MKSAP Quiz: Progressive malaise and weakness, aches, and stiffness

A 79-year-old man is evaluated for a 2-month history of progressive malaise and weakness, aching bilateral shoulders and hips, and stiffness. He recently noted aching in his jaw when chewing and reports new left-sided headaches. His erythrocyte sedimentation rate is elevated. What is the most appropriate initial management?


A 79-year-old man is evaluated for a 2-month history of progressive malaise and weakness, aching bilateral shoulders and hips, and stiffness for 2 hours in the morning and after immobility. He recently noted aching in his jaw when chewing. He also reports new left-sided headaches. Last week he had an episode of diplopia lasting 1 minute. He has hypertension, for which he takes hydrochlorothiazide.

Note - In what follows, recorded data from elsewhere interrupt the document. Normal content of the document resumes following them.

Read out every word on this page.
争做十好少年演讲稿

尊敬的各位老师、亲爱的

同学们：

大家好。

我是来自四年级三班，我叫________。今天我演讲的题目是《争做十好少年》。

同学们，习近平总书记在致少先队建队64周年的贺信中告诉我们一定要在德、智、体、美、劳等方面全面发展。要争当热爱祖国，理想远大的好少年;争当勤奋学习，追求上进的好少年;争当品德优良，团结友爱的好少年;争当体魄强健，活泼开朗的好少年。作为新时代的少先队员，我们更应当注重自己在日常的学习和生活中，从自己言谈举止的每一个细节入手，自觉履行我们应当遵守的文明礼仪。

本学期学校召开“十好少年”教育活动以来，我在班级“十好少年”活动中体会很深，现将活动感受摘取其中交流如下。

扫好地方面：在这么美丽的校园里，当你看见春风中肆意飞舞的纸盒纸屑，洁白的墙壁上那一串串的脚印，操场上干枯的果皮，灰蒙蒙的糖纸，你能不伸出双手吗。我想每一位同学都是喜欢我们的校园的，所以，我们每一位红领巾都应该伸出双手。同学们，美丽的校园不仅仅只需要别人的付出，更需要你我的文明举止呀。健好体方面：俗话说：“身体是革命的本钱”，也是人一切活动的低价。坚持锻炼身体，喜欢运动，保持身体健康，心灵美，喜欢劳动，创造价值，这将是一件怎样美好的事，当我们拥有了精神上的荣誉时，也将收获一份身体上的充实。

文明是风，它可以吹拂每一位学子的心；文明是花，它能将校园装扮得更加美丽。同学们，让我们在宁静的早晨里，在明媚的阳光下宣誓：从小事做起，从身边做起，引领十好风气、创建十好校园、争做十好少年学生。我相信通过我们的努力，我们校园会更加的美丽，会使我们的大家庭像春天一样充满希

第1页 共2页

On physical examination, vital signs are normal. Tenderness and slight swelling over the left temple are present. Painful and limited range of motion of both hips and shoulders is noted. The remainder of the examination is unremarkable.

Laboratory studies show an erythrocyte sedimentation rate of 85 mm/h.

Which of the following is the most appropriate initial management?

A. CT of the head
B. Low-dose aspirin
C. Methotrexate
D. Prednisone
E. Temporal artery biopsy


MKSAP Answer and Critique

The correct answer is D. Prednisone. This content is available to MKSAP 18 subscribers as Question 21 in the Rheumatology section. More information about MKSAP is available online.

The most appropriate treatment is prednisone, 60 mg/d. This patient has signs and symptoms of giant cell arteritis (GCA), including headache, jaw claudication, visual changes, and an elevated erythrocyte sedimentation rate, as well as symptoms of polymyalgia rheumatica (PMR). GCA is the most common primary vasculitis. Median age of onset is 70 years; GCA in patients under age 50 is rare. GCA characteristically affects the second- to fifth-order branches of the aorta. Affected arteries include the external carotids, temporal arteries, and ciliary and ophthalmic arteries. Subclavian and brachial arteries can be affected. Uncommonly, intracranial arteritis may occur. Up to 50% of patients with GCA have PMR that may occur prior to, concurrent with, or following diagnosis of GCA. It is imperative that high-dose prednisone be initiated without delay to prevent irreversible visual loss from GCA; some advocate intravenous pulse methylprednisolone for patients with significant visual changes. Prednisone should generally be administered for approximately 1 month (or until resolution of signs and symptoms), with subsequent dose reduction at a rate of about 10% every few weeks.

CT of the head would be helpful in assessing for stroke-induced vision changes, but this patient's clinical presentation is not that of stroke. Stroke cannot explain the patient's malaise, weakness, aching, and tenderness over the left temporal area.

There are insufficient data from randomized controlled trials to recommend daily low-dose aspirin to prevent GCA complications, and this therapy would be inappropriate without concomitant high-dose prednisone.

Methotrexate may be helpful as adjunctive therapy for GCA and PMR, especially for those patients who have relapses and are unable to taper glucocorticoids. It is not appropriate initial therapy for GCA, especially as it will not take effect for several weeks, and this patient requires immediate treatment to prevent vision loss.

Temporal artery biopsy is the gold standard for diagnosing GCA; at least 1 cm is required in order to reduce the false-negative rate because of skip lesions. However, glucocorticoid therapy should not be delayed in order to establish the diagnosis of GCA. If necessary, temporal artery biopsy can be obtained 1 to 2 weeks after glucocorticoids have been initiated, and will still reveal diagnostic abnormalities.

Key Point

  • High-dose prednisone must be initiated immediately in patients with signs and symptoms that are highly suggestive of giant cell arteritis to prevent irreversible visual loss.